Schuldenabbau ist oberste Priorität
Und was schreibt die Rechtsaufsicht Landratsamt noch der Stadtverwaltung Bad Herrenalb bei ihrem Prüfungsbericht zum rechtskonformen Nachtragshaushalt ins Stammbuch? „Die Reduzierung der Gesamtverschuldung ist von der Stadt zwingend mit erster Priorität weiter zu verfolgen. Es sollte angestrebt werden, dass die durch die Stadtkernsanierung im Zusammenhang mit der Gartenschau aufgenommenen Kredite bis 2025 zu einem wesentlichen Teil wieder abgebaut werden. Daraus ist ersichtlich, dass der Stadt mittelfristig wenig finanzielle Spielräume bleiben, um andere größere Investitionsprojekte anzugehen.“
Pro-Kopf-Verschuldung bei fast 3.800 Euro
Die finanzielle Lage der Stadt Bad Herrenalb dürfte angesichts anstehender Pflichtaufgaben, wie dem Bau neuer Kindergärten, dramatischer sein als mancher der Bürgermeisterkandidaten den Bürgern erzählt. Bei der Pro-Kopf-Verschuldung liegt die Kurstadt zum Jahresende bei 3 793 Euro. Der Durchschnitt der Pro-Kopf-Verschuldung von Gemeinden der gleichen Größenordnung (bis 10 000 Einwohner) lag Ende 2017 bei 869 Euro. Kein Wort bei den Kandidatenvorstellungen, auch nicht von der Kämmerin, über die wirkliche Lage der Kurstadt.

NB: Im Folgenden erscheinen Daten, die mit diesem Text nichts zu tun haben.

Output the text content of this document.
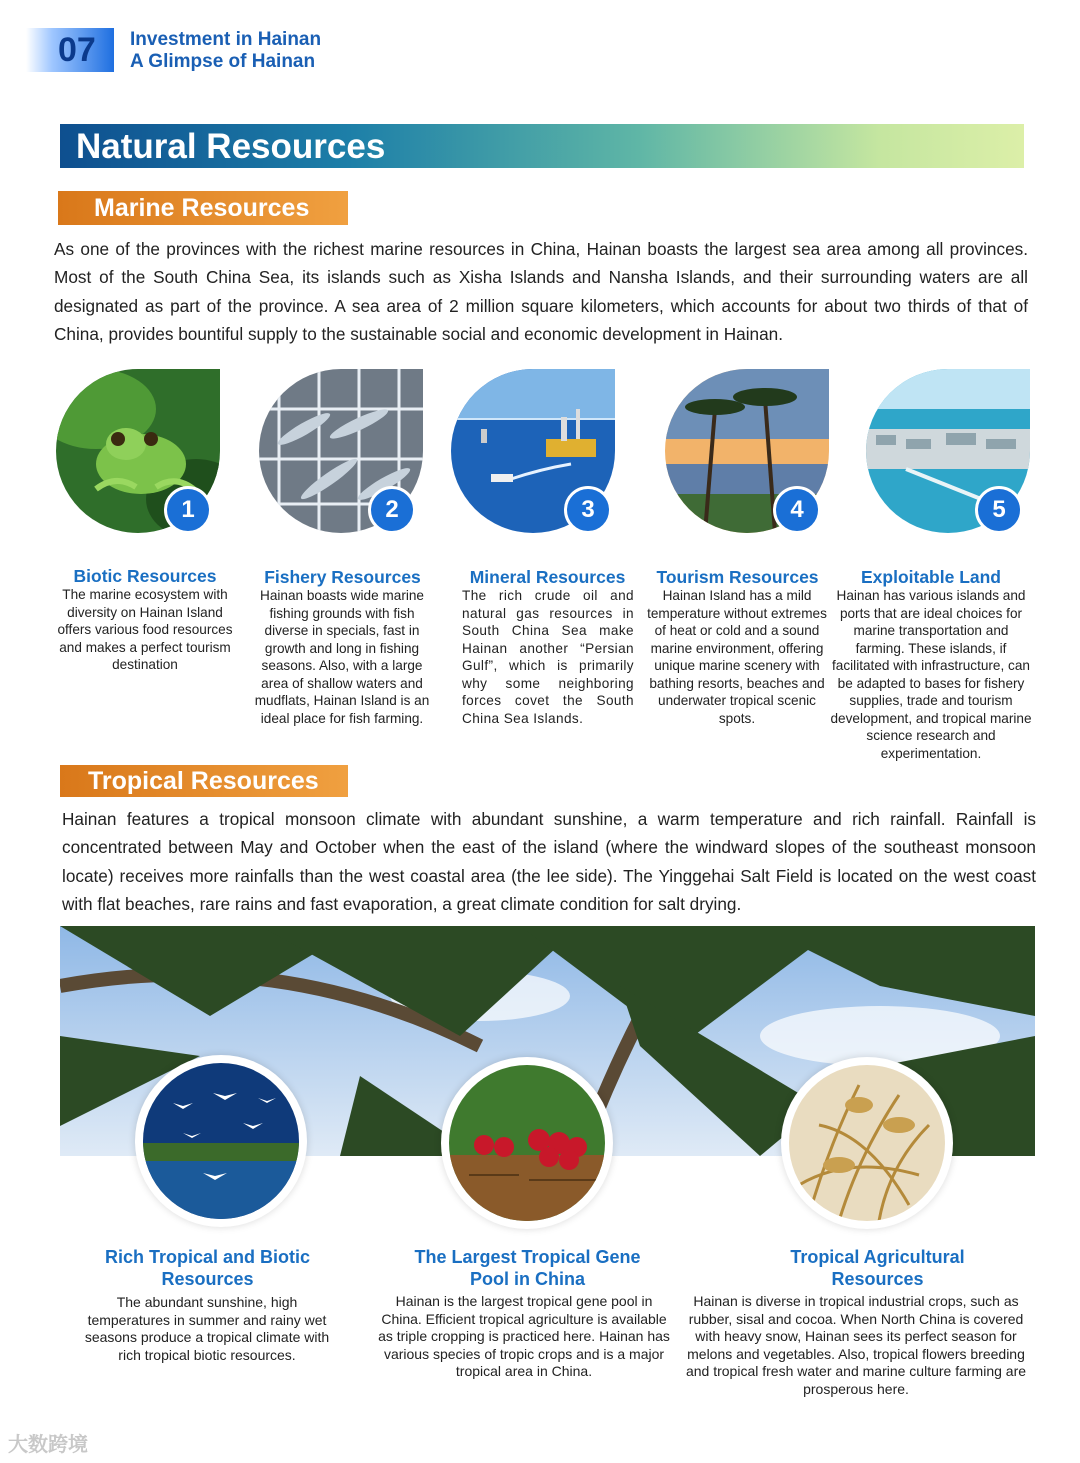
07	Investment in Hainan
A Glimpse of Hainan
Natural Resources
Marine Resources
As one of the provinces with the richest marine resources in China, Hainan boasts the largest sea area among all provinces. Most of the South China Sea, its islands such as Xisha Islands and Nansha Islands, and their surrounding waters are all designated as part of the province. A sea area of 2 million square kilometers, which accounts for about two thirds of that of China, provides bountiful supply to the sustainable social and economic development in Hainan.
1	2	3	4	5
Biotic Resources
The marine ecosystem with diversity on Hainan Island offers various food resources and makes a perfect tourism destination
Fishery Resources
Hainan boasts wide marine fishing grounds with fish diverse in specials, fast in growth and long in fishing seasons. Also, with a large area of shallow waters and mudflats, Hainan Island is an ideal place for fish farming.
Mineral Resources
The rich crude oil and natural gas resources in South China Sea make Hainan another “Persian Gulf”, which is primarily why some neighboring forces covet the South China Sea Islands.
Tourism Resources
Hainan Island has a mild temperature without extremes of heat or cold and a sound marine environment, offering unique marine scenery with bathing resorts, beaches and underwater tropical scenic spots.
Exploitable Land
Hainan has various islands and ports that are ideal choices for marine transportation and farming. These islands, if facilitated with infrastructure, can be adapted to bases for fishery supplies, trade and tourism development, and tropical marine science research and experimentation.
Tropical Resources
Hainan features a tropical monsoon climate with abundant sunshine, a warm temperature and rich rainfall. Rainfall is concentrated between May and October when the east of the island (where the windward slopes of the southeast monsoon locate) receives more rainfalls than the west coastal area (the lee side). The Yinggehai Salt Field is located on the west coast with flat beaches, rare rains and fast evaporation, a great climate condition for salt drying.
Rich Tropical and Biotic Resources
The abundant sunshine, high temperatures in summer and rainy wet seasons produce a tropical climate with rich tropical biotic resources.
The Largest Tropical Gene Pool in China
Hainan is the largest tropical gene pool in China. Efficient tropical agriculture is available as triple cropping is practiced here. Hainan has various species of tropic crops and is a major tropical area in China.
Tropical Agricultural Resources
Hainan is diverse in tropical industrial crops, such as rubber, sisal and cocoa. When North China is covered with heavy snow, Hainan sees its perfect season for melons and vegetables. Also, tropical flowers breeding and tropical fresh water and marine culture farming are prosperous here.
大数跨境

So schreibt der Calwer Landrat Helmut Riegger über die Haushaltssituation: „Im Haushaltsjahr 2019 und im Finanzplanungszeitraum bis 2022 werden keine positiven Zuführungsraten erwartet, dies bedeutet, dass der Verwaltungshaushalt mittelfristig in keinem Haushaltsjahr die ordentliche Tilgung in Höhe von 700.000 Euro der Kredite erwirtschaften kann … .“ Folglich werde bis 2022 eine negative Nettoinvestitionsrate eintreten. Will heißen: Es gibt kein Geld für Investitionen. Schlimmer noch: Ende des Jahres wird der Eigenbetrieb Gartenschau aufgelöst. Das heißt, der städtische Haushalt von Bad Herrenalb bekommt noch einmal einen Verlust in Höhe von 600 000 Euro zugewiesen.